El contexto: de 1.095 días a 47
Para entender dónde estamos, hay que mirar hacia atrás. No mucho. En 2015, podías comprar un certificado SSL con una vida útil de tres años. En 2018, el CA/Browser Forum (el organismo que reúne a las autoridades de certificación y los fabricantes de navegadores) decidió que tres años era excesivo y lo bajó a dos años. Luego, en 2020, lo redujeron a 398 días, que es el máximo actual.
Pero la cosa no paró ahí.
En octubre de 2024, Apple presentó en el CA/B Forum una propuesta que sonó como una sentencia: reducir progresivamente la vida de los certificados hasta llegar a 45 días. Después de meses de discusión, la propuesta se aprobó con algunos ajustes. El calendario definitivo, tras la votación de la Ballot SC081v3, es este:
15 de marzo de 2026: vida máxima de 200 días.
15 de marzo de 2027: vida máxima de 100 días.
15 de marzo de 2029: vida máxima de 47 días.
Let’s Encrypt, por su parte, tiene su propio calendario de transición. Actualmente emiten certificados de 90 días, pero ya han anunciado que en febrero de 2027 pasarán a 64 días, y en febrero de 2028 a 45 días. Además, el periodo de reutilización de la validación de dominio (DCV) se reducirá de meses a diez días, y luego a siete horas.
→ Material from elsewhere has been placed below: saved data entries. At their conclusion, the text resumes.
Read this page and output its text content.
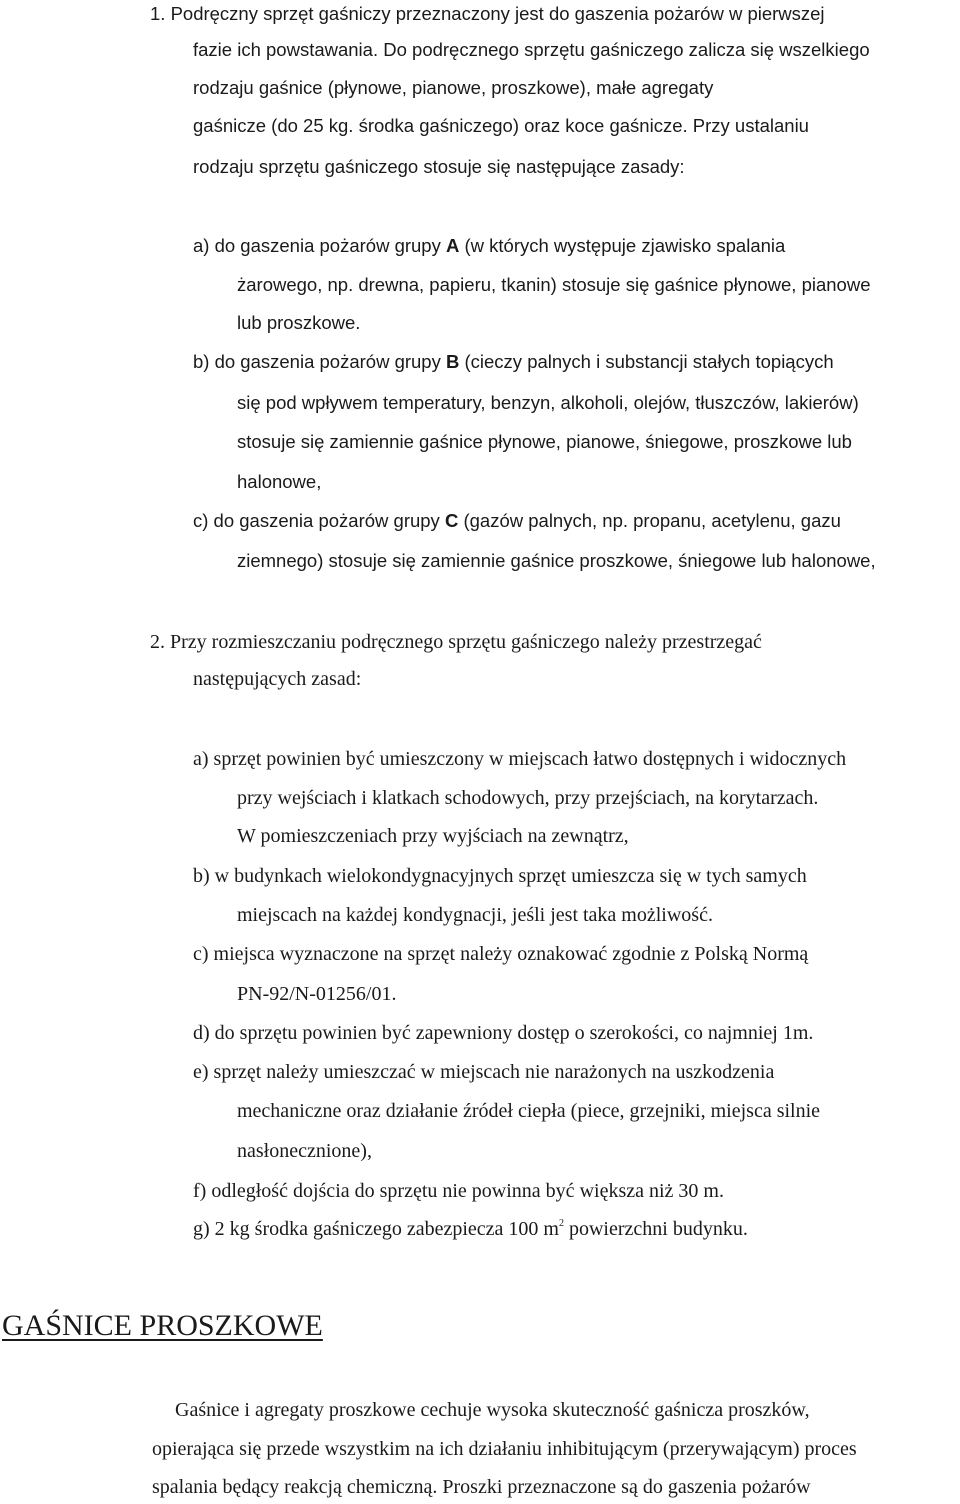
1. Podręczny sprzęt gaśniczy przeznaczony jest do gaszenia pożarów w pierwszej
fazie ich powstawania. Do podręcznego sprzętu gaśniczego zalicza się wszelkiego
rodzaju gaśnice (płynowe, pianowe, proszkowe), małe agregaty
gaśnicze (do 25 kg. środka gaśniczego) oraz koce gaśnicze. Przy ustalaniu
rodzaju sprzętu gaśniczego stosuje się następujące zasady:
a) do gaszenia pożarów grupy A (w których występuje zjawisko spalania
żarowego, np. drewna, papieru, tkanin) stosuje się gaśnice płynowe, pianowe
lub proszkowe.
b) do gaszenia pożarów grupy B (cieczy palnych i substancji stałych topiących
się pod wpływem temperatury, benzyn, alkoholi, olejów, tłuszczów, lakierów)
stosuje się zamiennie gaśnice płynowe, pianowe, śniegowe, proszkowe lub
halonowe,
c) do gaszenia pożarów grupy C (gazów palnych, np. propanu, acetylenu, gazu
ziemnego) stosuje się zamiennie gaśnice proszkowe, śniegowe lub halonowe,
2. Przy rozmieszczaniu podręcznego sprzętu gaśniczego należy przestrzegać
następujących zasad:
a) sprzęt powinien być umieszczony w miejscach łatwo dostępnych i widocznych
przy wejściach i klatkach schodowych, przy przejściach, na korytarzach.
W pomieszczeniach przy wyjściach na zewnątrz,
b) w budynkach wielokondygnacyjnych sprzęt umieszcza się w tych samych
miejscach na każdej kondygnacji, jeśli jest taka możliwość.
c) miejsca wyznaczone na sprzęt należy oznakować zgodnie z Polską Normą
PN-92/N-01256/01.
d) do sprzętu powinien być zapewniony dostęp o szerokości, co najmniej 1m.
e) sprzęt należy umieszczać w miejscach nie narażonych na uszkodzenia
mechaniczne oraz działanie źródeł ciepła (piece, grzejniki, miejsca silnie
nasłonecznione),
f) odległość dojścia do sprzętu nie powinna być większa niż 30 m.
g) 2 kg środka gaśniczego zabezpiecza 100 $m^2$ powierzchni budynku.
GAŚNICE PROSZKOWE
Gaśnice i agregaty proszkowe cechuje wysoka skuteczność gaśnicza proszków,
opierająca się przede wszystkim na ich działaniu inhibitującym (przerywającym) proces
spalania będący reakcją chemiczną. Proszki przeznaczone są do gaszenia pożarów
Siete horas. Piénsalo. En el tiempo que tarda un tío en hacerse un café largo y leer el correo, la autorización que le has dado a Let’s Encrypt para demostrar que eres dueño de tu dominio ha caducado.
¿Por qué hacen esto?
La respuesta corta es: porque cuanto más corta sea la vida de un certificado, menos daño hace si se compromete.
Si alguien roba la clave privada de un certificado que es válido durante tres años, tiene tres años para hacerse pasar por ti. Si el certificado dura 47 días, la ventana de ataque se reduce drásticamente. Es la misma lógica que usar contraseñas temporales o tokens de doble factor: limitar el tiempo durante el cual un secreto comprometido es peligroso.
Además, la renovación frecuente obliga a mantener la infraestructura actualizada. Si tienes que renovar cada mes y medio, no puedes tener un servidor con una versión de OpenSSL de 2019 porque, tarde o temprano, el proceso de renovación te lo recordará. Es una forma elegante (y un poco cruel) de forzar la higiene digital.
No todo el mundo está de acuerdo. Hay quien argumenta que la reducción masiva genera más problemas de los que resuelve: más puntos de fallo, más tráfico hacia las CAs, más complejidad para entornos legacy donde no hay ACME. Y no les falta razón. Pero la decisión está tomada. No es una propuesta, es un calendario aprobado. Así que, como decía mi abuela: llora un rato, luego limpia y sigue adelante.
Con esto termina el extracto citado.